Sur les conclusions aux fins d'injonction et d'astreinte :

5. Eu égard au motif d'annulation retenu, l'annulation de la décision du 25 juin 2021 implique seulement que la maire de Paris réexamine la demande de protection fonctionnelle de M. B. Il y a lieu de prescrire à cette autorité d'y procéder dans le délai de trois mois à compter de la notification du présent jugement. Dans les circonstances de l'espèce, il n'y a pas lieu d'assortir cette injonction d'une astreinte.

Sur les frais de l'instance :

6. Il y a lieu, dans les circonstances de l'espèce, de mettre à la charge de la ville de Paris une somme de 1 500 euros au titre des frais exposés par M. B et non compris dans les dépens.

D É C I D E :

Article 1er : La décision de la cheffe du service du droit privé et de l'accès au droit de la ville de Paris du 25 janvier 2021 est annulée.

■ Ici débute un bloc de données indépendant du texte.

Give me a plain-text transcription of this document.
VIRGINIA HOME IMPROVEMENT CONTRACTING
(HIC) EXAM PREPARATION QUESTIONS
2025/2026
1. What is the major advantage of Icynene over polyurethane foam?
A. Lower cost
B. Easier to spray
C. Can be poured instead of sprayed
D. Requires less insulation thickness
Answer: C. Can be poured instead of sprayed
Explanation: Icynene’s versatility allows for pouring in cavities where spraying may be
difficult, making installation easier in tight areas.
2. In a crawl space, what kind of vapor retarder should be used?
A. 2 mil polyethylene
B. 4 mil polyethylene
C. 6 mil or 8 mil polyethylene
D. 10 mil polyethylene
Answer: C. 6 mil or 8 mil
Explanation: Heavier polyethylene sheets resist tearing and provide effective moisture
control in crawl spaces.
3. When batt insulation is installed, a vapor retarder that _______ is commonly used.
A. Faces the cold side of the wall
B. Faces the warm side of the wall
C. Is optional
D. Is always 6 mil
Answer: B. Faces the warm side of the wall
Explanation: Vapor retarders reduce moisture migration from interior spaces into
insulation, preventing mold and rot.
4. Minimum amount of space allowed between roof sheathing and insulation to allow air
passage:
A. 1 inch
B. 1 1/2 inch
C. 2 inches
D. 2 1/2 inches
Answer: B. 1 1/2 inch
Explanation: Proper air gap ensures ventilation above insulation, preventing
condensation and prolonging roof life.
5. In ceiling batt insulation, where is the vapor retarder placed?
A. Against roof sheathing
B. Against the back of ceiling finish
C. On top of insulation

Article 2 : Il est enjoint à la maire de Paris de procéder au réexamen de la demande de protection fonctionnelle de M. B dans un délai de trois mois à compter de la notification du présent jugement.

Article 3 : La ville de Paris versera à M. B une somme de 1 500 euros au titre de l'article L. 761-1 du code de justice administrative.

Article 4 : Le surplus des conclusions de la requête est rejeté.

Article 5 : Le présent jugement sera notifié à M. D B et à la ville de Paris.

Délibéré après l'audience du 17 octobre 2024, à laquelle siégeaient :

Mme Billandon, présidente,

Mme Issard, conseillère,

Mme Bourrel Jalon, conseillère.

Rendu public par mise à disposition au greffe le 7 novembre 2024.

La rapporteure,

A. BOURREL JALON

La présidente,

I. BILLANDONLa greffière,

L. LE GRALL

La République mande et ordonne au préfet de la région d'Ile-de-France, préfet de Paris en ce qui le concerne et à tous commissaires de justice à ce requis en ce qui concerne les voies de droit commun, contre les parties privées, de pourvoir à l'exécution du présent jugement.